This post has already been read 1767 times!
In 1974, a couple of kilometers from the city of Aiud, Romania, during an excavation on the banks of the river Mures, a group of construction workers has stumbled upon some fossils of mastodons. Next to fossils, workers have also found an object that would not have been there: a mysterious metal artifact. Here is the controversial history of the artifact of Aiud.
Around the mid-70’s, a group of workers engaged in a construction excavation near the city of Aiud, Romania, he has unearthed a bewildering artifact. At about 10 m depth, the workers found some fossils of mastodons, animal species lived during the Pleistocene, as a mysterious metallic object covered with a layer of aluminum oxide.
At first, the finding seemed to be a simple rock, but after removing the thick sand from the surface crust, the workers sensed that he could not be a natural object, rather than something artificially produced, as it had a lot of features precise.
The object, weighing about 5 kg, had a length of 20.2 cm, a width of 12.7 cm, and a thickness of 7 cm, with a circular depression in the center by about 4 cm in diameter.
Another small perpendicular hole, the diameter of about 1.7 cm, it appeared on one of the sides of the object perpendicular to the central depression. Finally, two protruding edges seemed to have hosted a kind of hinge. The workers brought the artifact to the Museum of Transylvania, where he was placed in a deposit remaining forgotten for nearly 20 years, no one had ever thought to perform the analyzes. Until, in 1995, the building was not “discovered” and subjected to detailed analysis. The first chemical tests to determine the composition of the object were performed in two different laboratories: the Archaeological Institute of Cluj-Napoca, and one in Lausanne, Switzerland.
Both facilities came to similar conclusions: the item was composed mainly of aluminum (89%), plus 11 other minor metals. The researchers were a bit ‘puzzled by the results of the analysis, given that aluminum in its purest form is not found in nature (is extracted from bauxite), and the technology needed to create something so pure has become available since the mid of the 19th century.
For aluminum production it is required a complicated industrial process of electrolysis and temperatures above 900 ° C. The dating of the thin outer layer of oxidation that covered the aluminum block returned a 400-year date. However, the geological layer in which the object was found corresponded to the era of the Pleistocene, about 20,000 years ago. A new metallurgical analysis was performed subsequently by Dr. Florin Gheorghita, at the Institute for the Study of Metals and Minerals Non Ore, based in Magurele, Romania.
The examination revealed that the object is composed of a highly complex metal alloy. As reported in the English version of The Epoch Times, although it has obtained the precise chemical composition of the object, the scientific community did not comment on the nature, therefore the Aiud finding remains an enigma.
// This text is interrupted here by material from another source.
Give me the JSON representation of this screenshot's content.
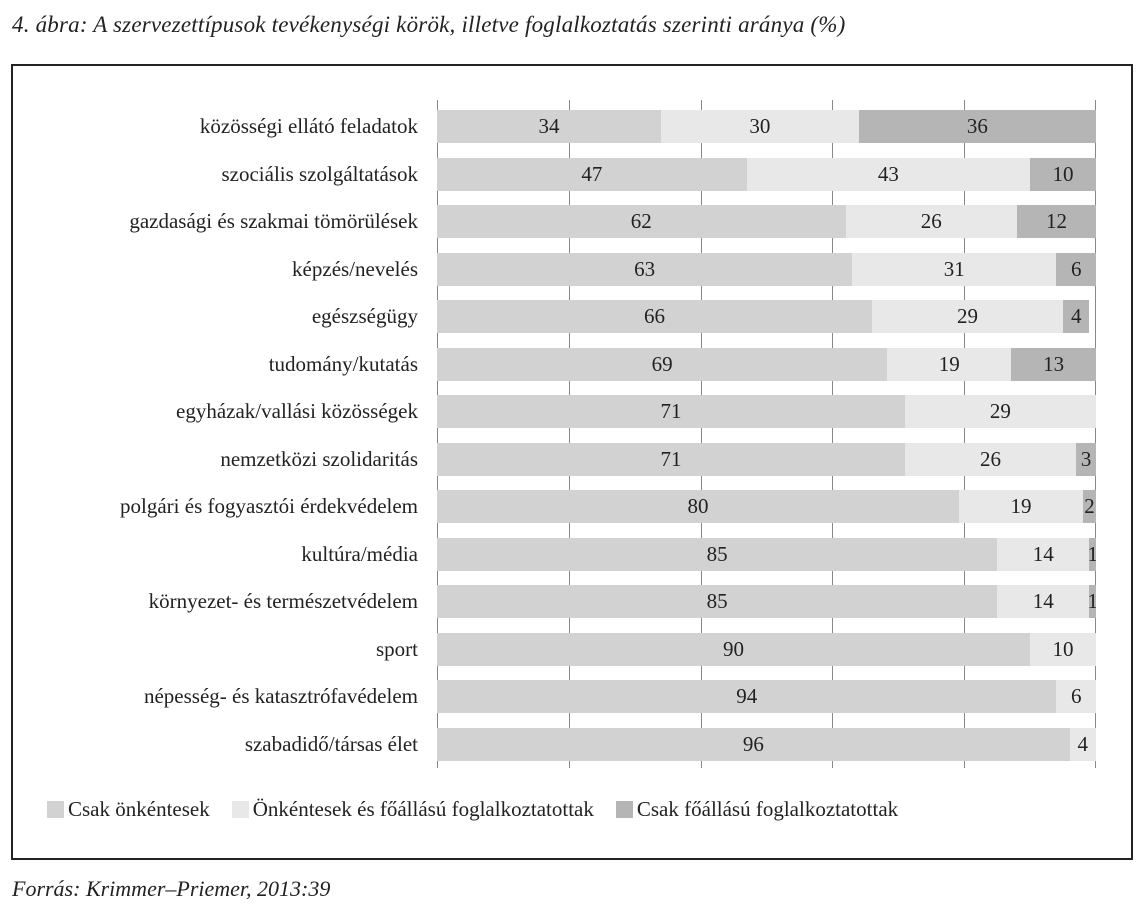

However, some researchers believe that it is a man-made object, part of a larger instrument produced by a lost ancient civilization that was able to produce aluminum of considerable purity hundreds, or even thousands, of years before the modern era, while the theorists of the ancient Astronauts will risk appearing to suggest that even be a part of an ancient spacecraft.
The shape, in fact, reminds one of a support of a space exploration module, similar to the final part of the Vicking probe or the lunar module of the Apollo missions.
According to this hypothesis, the object would be part of an alien probe broke off as a result of a rather hard landing. In both cases, both the analysis of the outer layer of oxidation that the geological layer in which it was found they could not adequately explain how an object so technologically advanced it is able to exist in such a remote epoch.